Tuesday, May 12, 2015

Nicholas Guild's Blood Ties Blog Tour with a Spotlight and Guest Post



I am so excited to have Nicholas Guild here at Paranormal and Romantic Suspense Reviews with a Spotlight and Guest Post.

Thanks Nicholas and TOR Books for allowing me to join your Blood Ties Blog Tour!

Please take it away, Nicholas!

 



INFORMATION ABOUT THE BOOK/AUTHOR

In BLOOD TIES, Guild explores in true psychologically thrilling fashion, the complexity of relationships and the chilling motives of what drives someone to murder.

BLOOD TIES is an elegant and frightening thriller about a serial killer pursued by a homicide detective and the killer’s own son.
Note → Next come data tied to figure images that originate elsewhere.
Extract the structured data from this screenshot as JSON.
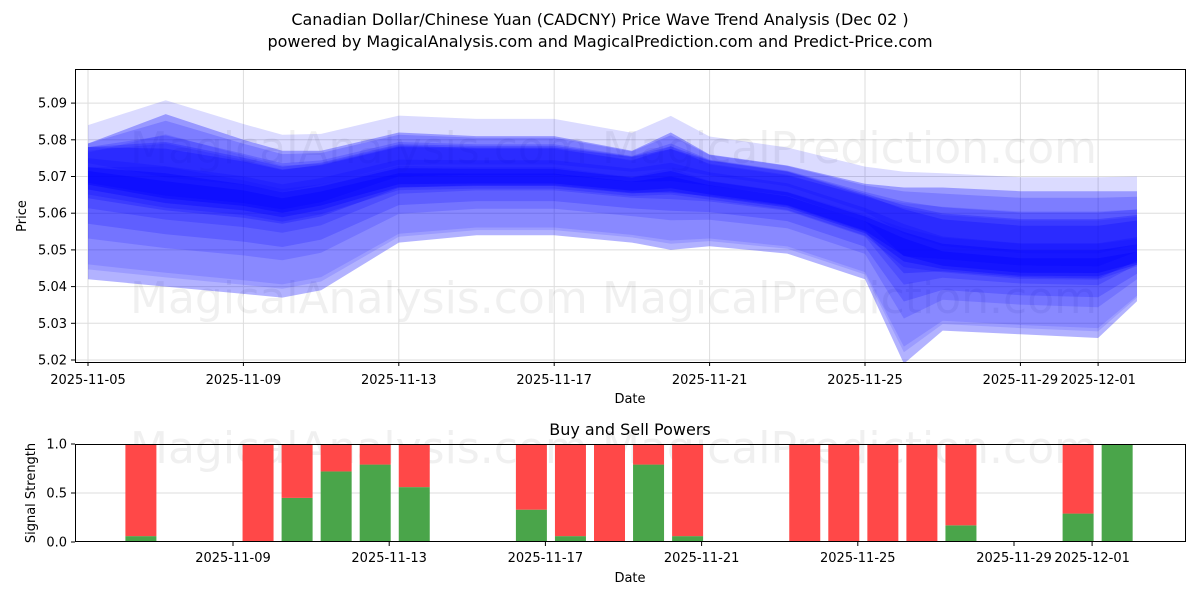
{
  "header": {
    "title": "Canadian Dollar/Chinese Yuan (CADCNY) Price Wave Trend Analysis (Dec 02 )",
    "subtitle": "powered by MagicalAnalysis.com and MagicalPrediction.com and Predict-Price.com"
  },
  "watermarks": [
    "MagicalAnalysis.com",
    "MagicalPrediction.com"
  ],
  "colors": {
    "wave": "#0000ff",
    "buy": "#4aa54a",
    "sell": "#ff4848",
    "grid": "#dddddd"
  },
  "chart_data": [
    {
      "type": "area",
      "title": "",
      "xlabel": "Date",
      "ylabel": "Price",
      "ylim": [
        5.019,
        5.099
      ],
      "yticks": [
        "5.02",
        "5.03",
        "5.04",
        "5.05",
        "5.06",
        "5.07",
        "5.08",
        "5.09"
      ],
      "xticks": [
        "2025-11-05",
        "2025-11-09",
        "2025-11-13",
        "2025-11-17",
        "2025-11-21",
        "2025-11-25",
        "2025-11-29",
        "2025-12-01"
      ],
      "grid": true,
      "description": "Overlapping translucent blue wave bands showing price trend projections",
      "x": [
        "2025-11-05",
        "2025-11-07",
        "2025-11-09",
        "2025-11-10",
        "2025-11-11",
        "2025-11-13",
        "2025-11-15",
        "2025-11-17",
        "2025-11-19",
        "2025-11-20",
        "2025-11-21",
        "2025-11-23",
        "2025-11-25",
        "2025-11-26",
        "2025-11-27",
        "2025-11-29",
        "2025-12-01",
        "2025-12-02"
      ],
      "series": [
        {
          "name": "wave-center",
          "values": [
            5.072,
            5.068,
            5.066,
            5.064,
            5.066,
            5.071,
            5.071,
            5.071,
            5.069,
            5.07,
            5.068,
            5.065,
            5.058,
            5.053,
            5.049,
            5.047,
            5.047,
            5.049
          ]
        },
        {
          "name": "wave-upper",
          "values": [
            5.082,
            5.09,
            5.083,
            5.08,
            5.08,
            5.085,
            5.084,
            5.084,
            5.08,
            5.085,
            5.079,
            5.076,
            5.071,
            5.07,
            5.07,
            5.069,
            5.069,
            5.069
          ]
        },
        {
          "name": "wave-lower",
          "values": [
            5.045,
            5.043,
            5.041,
            5.04,
            5.042,
            5.055,
            5.057,
            5.057,
            5.055,
            5.053,
            5.054,
            5.052,
            5.045,
            5.022,
            5.031,
            5.03,
            5.029,
            5.039
          ]
        }
      ]
    },
    {
      "type": "bar",
      "title": "Buy and Sell Powers",
      "xlabel": "Date",
      "ylabel": "Signal Strength",
      "ylim": [
        0,
        1
      ],
      "yticks": [
        "0.0",
        "0.5",
        "1.0"
      ],
      "xticks": [
        "2025-11-09",
        "2025-11-13",
        "2025-11-17",
        "2025-11-21",
        "2025-11-25",
        "2025-11-29",
        "2025-12-01"
      ],
      "stacked": true,
      "categories": [
        "2025-11-07",
        "2025-11-10",
        "2025-11-11",
        "2025-11-12",
        "2025-11-13",
        "2025-11-14",
        "2025-11-17",
        "2025-11-18",
        "2025-11-19",
        "2025-11-20",
        "2025-11-21",
        "2025-11-24",
        "2025-11-25",
        "2025-11-26",
        "2025-11-27",
        "2025-11-28",
        "2025-12-01",
        "2025-12-02"
      ],
      "series": [
        {
          "name": "Buy",
          "color": "#4aa54a",
          "values": [
            0.06,
            0.0,
            0.45,
            0.72,
            0.79,
            0.56,
            0.33,
            0.06,
            0.0,
            0.79,
            0.06,
            0.0,
            0.0,
            0.0,
            0.0,
            0.17,
            0.29,
            1.0
          ]
        },
        {
          "name": "Sell",
          "color": "#ff4848",
          "values": [
            0.94,
            1.0,
            0.55,
            0.28,
            0.21,
            0.44,
            0.67,
            0.94,
            1.0,
            0.21,
            0.94,
            1.0,
            1.0,
            1.0,
            1.0,
            0.83,
            0.71,
            0.0
          ]
        }
      ]
    }
  ]
}
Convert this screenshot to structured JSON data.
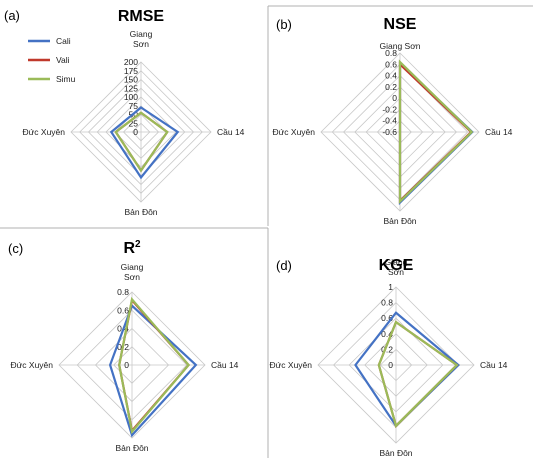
{
  "colors": {
    "Cali": "#4472c4",
    "Vali": "#c0392b",
    "Simu": "#9bbb59"
  },
  "chart_data": [
    {
      "type": "radar",
      "panel_label": "(a)",
      "title": "RMSE",
      "title_sup": "",
      "axes": [
        "Giang Sơn",
        "Cầu 14",
        "Bản Đôn",
        "Đức Xuyên"
      ],
      "axis_label_lines": [
        [
          "Giang",
          "Sơn"
        ],
        [
          "Cầu 14"
        ],
        [
          "Bản Đôn"
        ],
        [
          "Đức Xuyên"
        ]
      ],
      "range": [
        0,
        200
      ],
      "ticks": [
        "0",
        "25",
        "50",
        "75",
        "100",
        "125",
        "150",
        "175",
        "200"
      ],
      "legend": [
        "Cali",
        "Vali",
        "Simu"
      ],
      "series": [
        {
          "name": "Cali",
          "values": [
            70,
            105,
            130,
            85
          ]
        },
        {
          "name": "Vali",
          "values": [
            55,
            75,
            110,
            72
          ]
        },
        {
          "name": "Simu",
          "values": [
            55,
            75,
            110,
            72
          ]
        }
      ]
    },
    {
      "type": "radar",
      "panel_label": "(b)",
      "title": "NSE",
      "title_sup": "",
      "axes": [
        "Giang Sơn",
        "Cầu 14",
        "Bản Đôn",
        "Đức Xuyên"
      ],
      "axis_label_lines": [
        [
          "Giang Sơn"
        ],
        [
          "Cầu 14"
        ],
        [
          "Bản Đôn"
        ],
        [
          "Đức Xuyên"
        ]
      ],
      "range": [
        -0.6,
        0.8
      ],
      "ticks": [
        "-0.6",
        "-0.4",
        "-0.2",
        "0",
        "0.2",
        "0.4",
        "0.6",
        "0.8"
      ],
      "legend": [],
      "series": [
        {
          "name": "Cali",
          "values": [
            0.62,
            0.68,
            0.65,
            -0.6
          ]
        },
        {
          "name": "Vali",
          "values": [
            0.6,
            0.66,
            0.62,
            -0.6
          ]
        },
        {
          "name": "Simu",
          "values": [
            0.64,
            0.67,
            0.63,
            -0.6
          ]
        }
      ]
    },
    {
      "type": "radar",
      "panel_label": "(c)",
      "title": "R",
      "title_sup": "2",
      "axes": [
        "Giang Sơn",
        "Cầu 14",
        "Bản Đôn",
        "Đức Xuyên"
      ],
      "axis_label_lines": [
        [
          "Giang",
          "Sơn"
        ],
        [
          "Cầu 14"
        ],
        [
          "Bản Đôn"
        ],
        [
          "Đức Xuyên"
        ]
      ],
      "range": [
        0,
        0.8
      ],
      "ticks": [
        "0",
        "0.2",
        "0.4",
        "0.6",
        "0.8"
      ],
      "legend": [],
      "series": [
        {
          "name": "Cali",
          "values": [
            0.65,
            0.7,
            0.77,
            0.24
          ]
        },
        {
          "name": "Vali",
          "values": [
            0.71,
            0.62,
            0.72,
            0.14
          ]
        },
        {
          "name": "Simu",
          "values": [
            0.72,
            0.62,
            0.73,
            0.14
          ]
        }
      ]
    },
    {
      "type": "radar",
      "panel_label": "(d)",
      "title": "KGE",
      "title_sup": "",
      "axes": [
        "Giang Sơn",
        "Cầu 14",
        "Bản Đôn",
        "Đức Xuyên"
      ],
      "axis_label_lines": [
        [
          "Giang",
          "Sơn"
        ],
        [
          "Cầu 14"
        ],
        [
          "Bản Đôn"
        ],
        [
          "Đức Xuyên"
        ]
      ],
      "range": [
        0,
        1
      ],
      "ticks": [
        "0",
        "0.2",
        "0.4",
        "0.6",
        "0.8",
        "1"
      ],
      "legend": [],
      "series": [
        {
          "name": "Cali",
          "values": [
            0.67,
            0.8,
            0.78,
            0.52
          ]
        },
        {
          "name": "Vali",
          "values": [
            0.55,
            0.78,
            0.78,
            0.22
          ]
        },
        {
          "name": "Simu",
          "values": [
            0.55,
            0.78,
            0.78,
            0.22
          ]
        }
      ]
    }
  ]
}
Homicide detective Ellen Ridley of the SFPD is tracking a serial killer terrorizing young women in the San Francisco Bay Area. Ridley is sure she’s cornered her most likely suspect: Stephen Tregear, a hacker and code breaker who works for U.S. naval intelligence. But Tregear is not the killer he’s the killer’s son.

Ridley and Tregear team up to look for Tregear’s father, Walter, in an elaborate game of murderous cat and mouse. As the body count rises, Ridley must race against the clock to stop Walter before he kills any more women – and Tregear must finally confront the father who has been trying to kill him for twenty years.





About the Author 

NICHOLAS GUILD was born in Belmont, California and attended Occidental College and the University of California at Berkeley. He taught at Clemson and Ohio State before turning full time to writing fiction. He has published a dozen novels, several of which were international bestsellers including The Assyrian (1998), Blood Star (1989), and Angel (1995). Guild now lives in Fredrick, Maryland.

http://www.nicholasguild.com/

Guest Post

I wanted to say a few words about the relation of father and son in my new novel Blood Ties, as they are an extreme example of a dysfunctional family. Stephen (last name invented to protect himself from his father) loved his old man up to the age of eleven, when he figured out that Walter (last name invented to protect himself from the police) had killed his mother. Then, at age twelve, he found a woman’s dead body in Walter’s van and the suspicions about his father’s use of his leisure time crystallized into certainty.

The story was generated out of a newspaper piece I read many years ago about a fellow who went around in his van picking up prostitutes and then killing them. He had a wife and children and the newspaper piece got me thinking about the burden such a person’s children must have to carry through life and what it would be like for the son, at a formative age, to discover what his father was up to.

Walter is a classic sociopath, with no capacity for either love or sympathy, tendencies hardened by his relationship with his own brutal, self-righteous father. He regards himself as essentially alone in the world. Other people are no more real to him than the villains in a computer game. This is simply the way he is wired.

Although both men have had to reinvent themselves in order to stay alive, in terms of character Stephen is his father’s polar opposite. He has inherited his father’s intelligence — serial killers are frequently highly intelligent — but he is far from being a monster. He feels a similar sense of being alone, but his isolation is imposed on him by his predicament. Stephen is the only person in the world his father is genuinely afraid of, and therefore Walter has made several attempts to kill him. Stephen knows that he can never have a normal life, can never allow himself to have ordinary human attachments, as long as his father is running around loose. Anyone he loves automatically becomes a target.

So father and son continue their strange dance through life. I hope you will enjoy listening to the music.